I couldn’t tell you exactly how we met but I could tell you that I remember walking her to class one time, and that hoodie she was wearing, and the fact that we were both 15 and that she smelled good, damn good, the kind of unique perfume that she wore up until the last time I saw her, which was today. Today she didn’t smell like anything and that bothered me – bothered me enough to write this – bothered me enough to kettle my thoughts, steaming away in my head like some bastard pressure cooker until they all come out like this like some torrent of words I can’t control. It’s like a firehose, sometimes, man. Sometimes you just turn it on and it goes everywhere.
First love, I suppose, one would call it. That’s her. And not in a sense where we were screaming eachothers names from rooftops or tattooing our initials onto our thighs between classes. We just knew it from the start and the whole thing has always been about as casual as a handshake.
Speaking of hands, I can barely type right now. I’m not sure what it is. I’m not shaking on the outside but on the inside I can barely breathe. Its like trying to swim a lap at the bottom of the pool.

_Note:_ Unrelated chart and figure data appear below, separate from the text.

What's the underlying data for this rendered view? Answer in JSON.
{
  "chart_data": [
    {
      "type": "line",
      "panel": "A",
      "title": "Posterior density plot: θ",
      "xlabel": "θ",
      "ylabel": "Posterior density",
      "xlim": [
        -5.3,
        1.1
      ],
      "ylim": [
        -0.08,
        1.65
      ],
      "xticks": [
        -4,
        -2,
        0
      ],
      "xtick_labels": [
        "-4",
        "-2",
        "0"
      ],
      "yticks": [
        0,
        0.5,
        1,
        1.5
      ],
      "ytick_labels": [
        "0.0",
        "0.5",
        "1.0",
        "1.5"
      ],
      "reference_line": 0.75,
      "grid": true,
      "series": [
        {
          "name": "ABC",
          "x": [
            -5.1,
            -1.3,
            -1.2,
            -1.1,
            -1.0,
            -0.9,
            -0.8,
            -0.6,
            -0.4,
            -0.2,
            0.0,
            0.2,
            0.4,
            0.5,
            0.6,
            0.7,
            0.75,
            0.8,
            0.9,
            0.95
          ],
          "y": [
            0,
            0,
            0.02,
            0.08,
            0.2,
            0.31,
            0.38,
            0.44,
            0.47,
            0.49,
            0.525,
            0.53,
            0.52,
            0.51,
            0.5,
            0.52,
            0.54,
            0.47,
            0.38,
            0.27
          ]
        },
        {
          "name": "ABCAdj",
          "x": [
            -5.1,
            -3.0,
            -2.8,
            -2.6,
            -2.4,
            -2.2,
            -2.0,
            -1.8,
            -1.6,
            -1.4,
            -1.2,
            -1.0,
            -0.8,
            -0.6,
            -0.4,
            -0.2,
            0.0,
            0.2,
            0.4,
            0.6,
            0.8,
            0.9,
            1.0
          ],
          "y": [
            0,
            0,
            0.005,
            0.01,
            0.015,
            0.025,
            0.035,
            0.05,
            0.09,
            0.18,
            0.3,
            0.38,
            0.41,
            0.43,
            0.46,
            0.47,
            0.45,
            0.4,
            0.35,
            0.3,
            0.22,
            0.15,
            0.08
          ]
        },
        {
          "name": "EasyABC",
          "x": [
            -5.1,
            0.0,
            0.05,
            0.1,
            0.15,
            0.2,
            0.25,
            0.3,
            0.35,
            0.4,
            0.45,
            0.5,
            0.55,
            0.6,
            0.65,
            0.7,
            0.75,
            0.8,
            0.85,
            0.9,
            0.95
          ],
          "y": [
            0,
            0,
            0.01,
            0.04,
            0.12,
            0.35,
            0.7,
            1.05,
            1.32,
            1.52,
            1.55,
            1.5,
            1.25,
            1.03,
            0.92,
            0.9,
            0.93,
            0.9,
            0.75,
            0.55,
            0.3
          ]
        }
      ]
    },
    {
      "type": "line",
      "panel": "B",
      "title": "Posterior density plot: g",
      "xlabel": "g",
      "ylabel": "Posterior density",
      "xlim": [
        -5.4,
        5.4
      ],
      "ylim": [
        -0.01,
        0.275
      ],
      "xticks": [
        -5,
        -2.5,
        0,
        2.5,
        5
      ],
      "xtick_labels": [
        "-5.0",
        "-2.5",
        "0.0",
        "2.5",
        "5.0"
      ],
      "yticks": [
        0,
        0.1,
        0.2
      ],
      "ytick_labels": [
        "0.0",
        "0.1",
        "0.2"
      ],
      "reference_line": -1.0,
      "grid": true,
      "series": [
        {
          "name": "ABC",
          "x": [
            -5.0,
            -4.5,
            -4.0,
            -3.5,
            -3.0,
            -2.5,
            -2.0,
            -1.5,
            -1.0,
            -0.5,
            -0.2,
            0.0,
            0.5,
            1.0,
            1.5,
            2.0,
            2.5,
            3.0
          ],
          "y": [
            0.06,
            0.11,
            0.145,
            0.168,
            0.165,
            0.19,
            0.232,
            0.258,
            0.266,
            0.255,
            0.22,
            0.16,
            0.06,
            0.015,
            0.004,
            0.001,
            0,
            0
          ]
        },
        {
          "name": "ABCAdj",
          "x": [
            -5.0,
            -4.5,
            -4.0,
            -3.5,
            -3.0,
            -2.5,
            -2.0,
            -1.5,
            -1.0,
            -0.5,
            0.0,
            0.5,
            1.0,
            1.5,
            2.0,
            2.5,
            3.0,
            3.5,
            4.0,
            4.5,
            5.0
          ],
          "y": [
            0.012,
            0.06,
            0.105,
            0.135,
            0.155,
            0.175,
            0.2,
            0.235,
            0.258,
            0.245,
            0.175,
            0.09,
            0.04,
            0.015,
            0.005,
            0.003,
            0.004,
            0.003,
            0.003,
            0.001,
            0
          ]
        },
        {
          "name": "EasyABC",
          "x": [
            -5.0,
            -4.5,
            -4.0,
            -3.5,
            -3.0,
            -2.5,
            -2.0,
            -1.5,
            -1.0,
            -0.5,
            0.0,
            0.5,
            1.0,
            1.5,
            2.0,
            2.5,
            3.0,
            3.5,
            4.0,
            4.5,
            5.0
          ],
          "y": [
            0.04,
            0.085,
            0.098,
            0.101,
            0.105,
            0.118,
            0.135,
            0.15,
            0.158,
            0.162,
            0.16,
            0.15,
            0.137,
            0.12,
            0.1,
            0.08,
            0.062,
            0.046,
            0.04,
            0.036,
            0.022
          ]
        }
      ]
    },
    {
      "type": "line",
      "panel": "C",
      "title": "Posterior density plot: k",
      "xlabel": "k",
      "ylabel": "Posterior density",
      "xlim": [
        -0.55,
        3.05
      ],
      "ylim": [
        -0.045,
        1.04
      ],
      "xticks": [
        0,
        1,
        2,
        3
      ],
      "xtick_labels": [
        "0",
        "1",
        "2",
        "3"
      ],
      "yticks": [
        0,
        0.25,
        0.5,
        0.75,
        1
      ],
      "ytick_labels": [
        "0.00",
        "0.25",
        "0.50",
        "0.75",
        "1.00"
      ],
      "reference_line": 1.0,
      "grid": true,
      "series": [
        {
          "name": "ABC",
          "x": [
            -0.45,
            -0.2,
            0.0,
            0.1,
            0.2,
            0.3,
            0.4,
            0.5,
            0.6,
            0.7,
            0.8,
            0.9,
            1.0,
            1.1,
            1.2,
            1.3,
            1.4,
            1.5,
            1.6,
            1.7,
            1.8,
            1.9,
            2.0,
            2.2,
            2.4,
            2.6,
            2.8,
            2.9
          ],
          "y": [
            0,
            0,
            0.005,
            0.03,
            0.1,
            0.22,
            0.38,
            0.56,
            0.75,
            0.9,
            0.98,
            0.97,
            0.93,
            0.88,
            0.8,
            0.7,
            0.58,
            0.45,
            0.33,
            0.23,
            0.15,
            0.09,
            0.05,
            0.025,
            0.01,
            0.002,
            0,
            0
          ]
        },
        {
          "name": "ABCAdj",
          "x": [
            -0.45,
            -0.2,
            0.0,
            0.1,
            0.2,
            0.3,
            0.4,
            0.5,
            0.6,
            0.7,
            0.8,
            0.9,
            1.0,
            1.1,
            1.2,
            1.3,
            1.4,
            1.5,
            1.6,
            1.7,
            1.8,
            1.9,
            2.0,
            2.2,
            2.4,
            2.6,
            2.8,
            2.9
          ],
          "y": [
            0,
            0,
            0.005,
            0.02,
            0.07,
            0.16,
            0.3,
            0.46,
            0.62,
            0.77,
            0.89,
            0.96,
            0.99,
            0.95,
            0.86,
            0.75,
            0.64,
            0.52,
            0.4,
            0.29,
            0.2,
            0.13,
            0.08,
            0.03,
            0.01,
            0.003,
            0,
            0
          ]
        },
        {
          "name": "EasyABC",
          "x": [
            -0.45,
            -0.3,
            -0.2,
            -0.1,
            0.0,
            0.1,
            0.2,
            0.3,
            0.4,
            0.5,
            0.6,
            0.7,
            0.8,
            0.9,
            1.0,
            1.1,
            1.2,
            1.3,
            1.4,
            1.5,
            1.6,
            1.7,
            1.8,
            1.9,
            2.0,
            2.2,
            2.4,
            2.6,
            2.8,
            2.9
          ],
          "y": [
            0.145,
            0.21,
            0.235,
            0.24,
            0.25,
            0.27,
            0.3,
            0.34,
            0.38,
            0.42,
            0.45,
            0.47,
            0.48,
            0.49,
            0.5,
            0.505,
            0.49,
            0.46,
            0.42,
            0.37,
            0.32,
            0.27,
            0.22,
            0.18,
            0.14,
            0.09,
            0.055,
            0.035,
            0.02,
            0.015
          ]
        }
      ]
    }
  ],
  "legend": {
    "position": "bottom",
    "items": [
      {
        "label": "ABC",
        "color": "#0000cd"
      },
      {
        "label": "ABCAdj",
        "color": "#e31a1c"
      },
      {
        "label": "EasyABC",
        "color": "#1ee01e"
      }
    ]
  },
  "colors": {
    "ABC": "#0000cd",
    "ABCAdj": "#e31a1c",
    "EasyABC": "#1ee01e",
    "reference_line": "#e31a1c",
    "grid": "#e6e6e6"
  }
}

The only way, I suppose, is up.
So I’ve known her for a long, long, time. By the end of high school she’d come over and sleep next to me, not in a sexual way, really, at least not then, but because we were that close. We dated for a while during the year between high school and college while I was deciding what to do.
She got married in February to a guy she met in January. It was a good thing for her – I was happy, having just met the girl I’m currently dating, who, by the way, is pretty fucking awesome. I write all this with the knowledge that she understands my theory on “love,” I suppose, that once given it can’t be taken away. It’s always there – in that moment. Love is not a measurable commodity that one can run out of; you either love or you don’t. The faucet is on or the faucet is off. It’s not the kind of thing you can do half-assed and if you do, you’ve missed the entire point of it.
Again, I can barely type. Entirely unsure of what my fingers are doing until I see the words on the page. The airport lounge is a seething, whirling blur right now. Airports aren’t really here nor there – an odd sticky space between where you’ve been and where you are trying to get to. That’s the joy of travel. You aren’t anything other than a passenger, an observer – just another guy filling a seat.
Anyway - where was I? - she got married to this guy in February and he killed himself in May.
Yeah, so there’s that.
It goes entirely against everything I’ve known about love; or pretty much everything I’ve known about anything, really. To see someone that you care for in that much pain is not entirely unlike watching someone drown, in slow motion, for months at a time.
It ushers in your own feelings toward tragedy-porn: the feeling that you must know what is going on – the almost lecherous knowledge of the inner workings of what happened that day. Do you want to know the intricacies? What will you gain when you know? What will you lose if you don’t? It plays upon a base knowledge set of what you consider “good” and “bad.” Simply knowing the details of what happened in turn rearranges those values in your head. Does love win over all? It appears sometimes it doesn’t.
I spent most of the day today with her, watching her go through the motions, listening to her talk about what happened from the day they met to the last day through till today.
I’m still processing everything. Again: its like watching someone you love drown, in slow motion, while talking to you the entire time – and all you can do is hope that they don’t go under. You can try and help, but they’re the only ones that can every really get out of the water.
I’d write more, but they’re boarding the plane now. So now I have to reevaluate what I thought I knew about love and mental illness and hope and youth and getting older and what it all means 30,000ft up in the air in the middle of the night.
The part of this whole thing that is eating me up is that I can still see both of us at 15 the day we met, as clear as sunlight. And now I can still see - when I close my eyes right now - how upset she was today about her late husband’s decision.
Getting older is a chess game played in pitch black darkness.
On a lighter note, I can see a grown man carrying a pillow onto the plane like its his teddy bear. So there’s that.
I guess all you can ever really do is be there for someone.